Global warming and climate changes have been an issue for some time now. Believers are as many as there are non-believers, and every time it snows again, they point fingers. However, after reviewing some facts regarding 2014, scientists have stated that is has been indeed the hottest year on record. This particular fact has changed the opinion of those who have always discredited the premonitions of the weather forecasts, saying that they always exaggerate with the carbon dioxide’s warming effect. 2014 has definitely been the proof that a slowdown or a pause of the global warming is not a serious idea to consider.
One of the reasons why the skeptic kept on believing that the weather predictions are not true is that the modest changes of the warming “hiatus” are never shown properly; in fact, only the strong, chaotic and evident moments are recorded by the programs and thus, shown in the graphics. Nature has made a report about this issue, supporting the fact that the CO2 emissions are not the only reasons for the global warming.
IPCC has made such weather predictions, as stated in the Nature report. Their new global warming theory is based on ocean floor plankton fossils, ancient elements of fauna that present interesting particularities. The shells of these small living things are a veritable proof of how climate has been changing in time, beginning some 2.3 to 3.3 million years ago. As far as geology is concerned, scientists name this certain period, the Pliocene and Pleistocene Epochs in Earth history. Specialists have worked to this project so nano-metrically, in order to be able to analyze the concentration of CO2 existent in the atmosphere at that time, as compared to the amount of CO2 existent in the atmosphere of the Earth in our times, in the ice drilled from the poles.
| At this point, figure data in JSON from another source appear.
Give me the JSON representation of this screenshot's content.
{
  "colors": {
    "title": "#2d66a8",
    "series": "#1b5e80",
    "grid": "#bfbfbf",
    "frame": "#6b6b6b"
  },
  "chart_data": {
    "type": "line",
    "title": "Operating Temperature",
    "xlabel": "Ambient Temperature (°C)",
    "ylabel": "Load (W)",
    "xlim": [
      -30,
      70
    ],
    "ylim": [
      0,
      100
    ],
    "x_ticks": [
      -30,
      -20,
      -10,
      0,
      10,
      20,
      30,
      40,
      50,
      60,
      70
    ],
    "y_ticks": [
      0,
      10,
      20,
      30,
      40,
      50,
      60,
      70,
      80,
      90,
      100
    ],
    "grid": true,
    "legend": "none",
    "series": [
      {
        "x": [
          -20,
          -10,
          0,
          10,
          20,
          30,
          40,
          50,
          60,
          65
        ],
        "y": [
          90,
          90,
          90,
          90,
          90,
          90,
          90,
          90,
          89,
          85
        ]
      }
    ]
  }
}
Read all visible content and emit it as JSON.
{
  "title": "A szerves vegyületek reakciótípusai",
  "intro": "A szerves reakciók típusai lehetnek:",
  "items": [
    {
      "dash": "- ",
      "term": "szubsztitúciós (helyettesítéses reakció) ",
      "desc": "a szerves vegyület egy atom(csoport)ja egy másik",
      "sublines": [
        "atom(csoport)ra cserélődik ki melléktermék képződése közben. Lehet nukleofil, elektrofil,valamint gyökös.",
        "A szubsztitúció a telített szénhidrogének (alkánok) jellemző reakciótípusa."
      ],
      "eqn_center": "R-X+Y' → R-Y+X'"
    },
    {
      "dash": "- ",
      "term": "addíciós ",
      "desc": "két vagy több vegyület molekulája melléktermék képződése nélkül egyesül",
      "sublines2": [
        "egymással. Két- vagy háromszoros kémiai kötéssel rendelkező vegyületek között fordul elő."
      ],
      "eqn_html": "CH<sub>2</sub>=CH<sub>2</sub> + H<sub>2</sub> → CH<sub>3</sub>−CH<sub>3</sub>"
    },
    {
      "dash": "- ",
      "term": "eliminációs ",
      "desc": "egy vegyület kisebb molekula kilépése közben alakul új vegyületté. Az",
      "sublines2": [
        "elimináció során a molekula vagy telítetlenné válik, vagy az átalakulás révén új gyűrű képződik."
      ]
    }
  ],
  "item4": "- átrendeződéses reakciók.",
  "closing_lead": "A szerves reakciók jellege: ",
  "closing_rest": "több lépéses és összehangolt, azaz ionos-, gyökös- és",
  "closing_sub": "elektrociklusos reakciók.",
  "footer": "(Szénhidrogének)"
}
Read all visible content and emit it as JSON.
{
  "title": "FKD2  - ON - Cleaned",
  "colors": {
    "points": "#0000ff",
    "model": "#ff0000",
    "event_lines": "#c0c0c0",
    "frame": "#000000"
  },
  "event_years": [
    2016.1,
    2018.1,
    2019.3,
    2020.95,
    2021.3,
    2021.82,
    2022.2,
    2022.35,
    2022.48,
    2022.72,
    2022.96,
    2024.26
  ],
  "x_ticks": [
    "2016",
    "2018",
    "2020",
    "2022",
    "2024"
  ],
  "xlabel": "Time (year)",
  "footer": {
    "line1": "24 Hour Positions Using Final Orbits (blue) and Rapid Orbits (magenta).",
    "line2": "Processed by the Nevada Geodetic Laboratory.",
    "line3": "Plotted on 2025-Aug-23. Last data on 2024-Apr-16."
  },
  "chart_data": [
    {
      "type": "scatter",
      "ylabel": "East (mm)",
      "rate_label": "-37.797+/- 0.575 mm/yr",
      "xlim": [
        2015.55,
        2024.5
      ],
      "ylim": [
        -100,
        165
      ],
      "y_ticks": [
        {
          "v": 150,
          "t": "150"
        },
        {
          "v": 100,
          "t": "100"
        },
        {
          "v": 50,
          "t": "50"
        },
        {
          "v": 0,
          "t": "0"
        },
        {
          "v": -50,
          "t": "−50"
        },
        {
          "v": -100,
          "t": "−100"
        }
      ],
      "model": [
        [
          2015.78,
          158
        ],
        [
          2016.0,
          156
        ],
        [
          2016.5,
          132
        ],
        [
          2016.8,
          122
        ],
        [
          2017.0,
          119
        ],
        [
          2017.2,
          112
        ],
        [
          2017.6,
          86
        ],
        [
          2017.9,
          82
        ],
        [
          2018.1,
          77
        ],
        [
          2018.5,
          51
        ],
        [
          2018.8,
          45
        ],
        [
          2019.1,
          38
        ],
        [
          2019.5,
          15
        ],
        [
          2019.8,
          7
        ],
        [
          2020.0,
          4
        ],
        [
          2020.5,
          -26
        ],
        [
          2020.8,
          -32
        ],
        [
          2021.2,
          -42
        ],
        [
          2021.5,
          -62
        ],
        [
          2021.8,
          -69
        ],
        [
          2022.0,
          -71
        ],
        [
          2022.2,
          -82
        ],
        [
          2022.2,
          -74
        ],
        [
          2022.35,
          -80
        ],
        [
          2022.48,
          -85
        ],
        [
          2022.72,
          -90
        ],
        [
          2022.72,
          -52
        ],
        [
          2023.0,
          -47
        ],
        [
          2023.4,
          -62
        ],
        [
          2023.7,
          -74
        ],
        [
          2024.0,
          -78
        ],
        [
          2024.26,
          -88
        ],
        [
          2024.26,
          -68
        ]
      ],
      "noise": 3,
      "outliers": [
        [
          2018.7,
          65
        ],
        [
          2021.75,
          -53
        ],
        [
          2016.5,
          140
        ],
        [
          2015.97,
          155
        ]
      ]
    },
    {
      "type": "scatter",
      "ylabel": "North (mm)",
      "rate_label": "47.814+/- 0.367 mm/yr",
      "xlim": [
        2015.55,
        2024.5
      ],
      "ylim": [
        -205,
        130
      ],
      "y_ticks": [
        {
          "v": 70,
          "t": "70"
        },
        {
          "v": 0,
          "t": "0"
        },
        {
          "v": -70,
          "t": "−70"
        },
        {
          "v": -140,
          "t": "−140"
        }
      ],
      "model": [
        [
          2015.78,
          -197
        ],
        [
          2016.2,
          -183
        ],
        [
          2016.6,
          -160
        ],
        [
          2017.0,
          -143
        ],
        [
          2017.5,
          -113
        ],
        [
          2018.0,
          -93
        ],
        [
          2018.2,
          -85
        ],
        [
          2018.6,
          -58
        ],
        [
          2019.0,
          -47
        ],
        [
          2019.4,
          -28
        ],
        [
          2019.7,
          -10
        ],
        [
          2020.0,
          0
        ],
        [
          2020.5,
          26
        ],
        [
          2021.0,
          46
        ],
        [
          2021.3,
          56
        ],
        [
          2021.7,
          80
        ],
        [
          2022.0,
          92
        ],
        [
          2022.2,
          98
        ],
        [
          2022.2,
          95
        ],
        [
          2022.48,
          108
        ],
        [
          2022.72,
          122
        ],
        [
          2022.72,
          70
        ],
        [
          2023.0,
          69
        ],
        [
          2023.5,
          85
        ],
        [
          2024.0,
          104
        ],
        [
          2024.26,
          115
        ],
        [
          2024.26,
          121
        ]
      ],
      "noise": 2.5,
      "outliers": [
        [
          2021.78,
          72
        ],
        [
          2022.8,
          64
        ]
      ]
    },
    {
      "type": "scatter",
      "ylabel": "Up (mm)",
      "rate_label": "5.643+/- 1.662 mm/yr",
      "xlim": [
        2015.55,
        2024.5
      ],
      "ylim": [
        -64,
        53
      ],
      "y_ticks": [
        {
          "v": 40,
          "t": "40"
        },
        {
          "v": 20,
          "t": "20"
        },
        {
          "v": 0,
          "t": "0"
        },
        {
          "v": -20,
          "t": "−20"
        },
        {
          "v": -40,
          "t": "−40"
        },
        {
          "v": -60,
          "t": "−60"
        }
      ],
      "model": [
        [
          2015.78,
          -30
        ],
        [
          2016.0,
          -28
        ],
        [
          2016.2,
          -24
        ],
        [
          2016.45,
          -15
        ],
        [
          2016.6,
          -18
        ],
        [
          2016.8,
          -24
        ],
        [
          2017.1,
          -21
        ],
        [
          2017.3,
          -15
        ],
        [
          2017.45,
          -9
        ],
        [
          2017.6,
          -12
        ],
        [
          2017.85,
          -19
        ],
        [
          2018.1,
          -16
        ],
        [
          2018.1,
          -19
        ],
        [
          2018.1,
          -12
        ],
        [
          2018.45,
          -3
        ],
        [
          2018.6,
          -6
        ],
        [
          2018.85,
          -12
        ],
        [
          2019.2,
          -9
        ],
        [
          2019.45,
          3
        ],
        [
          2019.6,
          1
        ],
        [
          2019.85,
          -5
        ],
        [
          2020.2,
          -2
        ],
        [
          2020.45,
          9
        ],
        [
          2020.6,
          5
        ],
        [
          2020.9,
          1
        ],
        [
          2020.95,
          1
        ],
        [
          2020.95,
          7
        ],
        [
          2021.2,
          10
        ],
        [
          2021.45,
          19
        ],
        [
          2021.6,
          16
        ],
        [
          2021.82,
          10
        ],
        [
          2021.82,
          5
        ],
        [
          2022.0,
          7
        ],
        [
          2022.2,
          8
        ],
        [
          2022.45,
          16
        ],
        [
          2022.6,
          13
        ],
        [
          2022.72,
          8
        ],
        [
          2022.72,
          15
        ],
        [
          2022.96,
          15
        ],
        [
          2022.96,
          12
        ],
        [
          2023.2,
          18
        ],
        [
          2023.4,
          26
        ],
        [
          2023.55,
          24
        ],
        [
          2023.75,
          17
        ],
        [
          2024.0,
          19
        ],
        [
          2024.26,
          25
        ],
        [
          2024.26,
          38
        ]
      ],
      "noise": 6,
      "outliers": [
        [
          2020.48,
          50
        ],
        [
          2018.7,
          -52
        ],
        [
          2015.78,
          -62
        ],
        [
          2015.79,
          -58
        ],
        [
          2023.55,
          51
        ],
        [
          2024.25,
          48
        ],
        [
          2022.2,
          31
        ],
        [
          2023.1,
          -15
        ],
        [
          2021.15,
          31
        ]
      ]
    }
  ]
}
Co-researcher Dr Gavin Foster of the University of Southampton has spoken publicly about the results of their important research.
“We have shown that the change in Earth’s temperature for a given change in CO2, once the effect of the growth and retreat of the highly reflective continental ice sheets was taken into account, was not only identical during both the cold Pleistocene and warm Pliocene periods, but was also similar to the understanding recently summarized by the Intergovernmental Panel on Climate Change (IPCC).”
In addition, he stated that this finding implies that as we approach a Pliocene-like future, the IPCC range of climate sensitivity has the possibility of being suitable for describing a degree of warming that is very much expected.